Egyptian Sandstone Model of a Temple Facade

SKU X.0385

664 BC to 525 BC


12.625″ (32.1cm) high





Gallery Location



Carved from sandstone, this magnificent model of a temple façade appears to rise from the desert dunes. The architecture consists of four columns mounted over a fairly large base with a lintel above. Compared to the size and complexity of some Egyptian temples, this one appears to be quite modest. It might also reflect the influx of Greek ideals as related to architecture. However, despite the similarities to Greek buildings, this temple is purely Egyptian. The lintel is decorated with a central winged solar disk flanked by two rearing uraei cobras, typical Egyptian symbols.
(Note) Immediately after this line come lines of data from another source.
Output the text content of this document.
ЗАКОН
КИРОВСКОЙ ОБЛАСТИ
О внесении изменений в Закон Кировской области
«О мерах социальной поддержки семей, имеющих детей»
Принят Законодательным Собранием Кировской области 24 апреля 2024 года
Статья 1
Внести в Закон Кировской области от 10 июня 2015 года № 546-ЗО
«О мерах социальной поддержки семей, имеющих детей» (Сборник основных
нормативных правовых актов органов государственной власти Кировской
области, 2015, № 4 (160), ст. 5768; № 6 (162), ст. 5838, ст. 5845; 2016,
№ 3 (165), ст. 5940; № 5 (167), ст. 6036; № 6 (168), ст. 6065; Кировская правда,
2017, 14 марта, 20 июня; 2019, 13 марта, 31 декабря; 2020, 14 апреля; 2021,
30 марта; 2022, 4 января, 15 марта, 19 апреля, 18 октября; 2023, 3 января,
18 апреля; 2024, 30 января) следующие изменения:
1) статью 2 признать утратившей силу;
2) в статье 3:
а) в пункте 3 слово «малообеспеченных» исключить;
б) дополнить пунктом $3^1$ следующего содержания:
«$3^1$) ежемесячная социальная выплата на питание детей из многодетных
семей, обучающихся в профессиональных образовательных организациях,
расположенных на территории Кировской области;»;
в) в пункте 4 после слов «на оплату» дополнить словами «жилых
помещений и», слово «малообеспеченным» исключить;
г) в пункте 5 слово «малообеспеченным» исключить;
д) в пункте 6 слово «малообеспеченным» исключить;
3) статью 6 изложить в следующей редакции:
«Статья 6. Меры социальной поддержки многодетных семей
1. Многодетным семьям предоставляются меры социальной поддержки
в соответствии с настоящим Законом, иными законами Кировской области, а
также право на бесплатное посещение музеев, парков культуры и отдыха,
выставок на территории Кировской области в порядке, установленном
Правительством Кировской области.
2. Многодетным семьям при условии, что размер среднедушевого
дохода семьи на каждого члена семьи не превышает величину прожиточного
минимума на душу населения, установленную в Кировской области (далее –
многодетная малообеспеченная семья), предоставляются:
The base features a central plaque into which a symbol has been etched three times. The symbol consists of an ankh resting in what appears to be a shallow basket flanked by two staffs. A column of pseudo-glyphs has been inscribed on either side of this central panel. As well, two of the columns have been decorated with empty cartouches. Might this temple model have once served as a soviegner for a foreign merchant to take home with him? Perhaps it was a model of a famous temple? Perhaps it was used as a building model to show the patron before construction began? This temple façade is a stunning work of art in itself, but it also symbolizes the glories of Egyptian architecture and this civilization as a whole.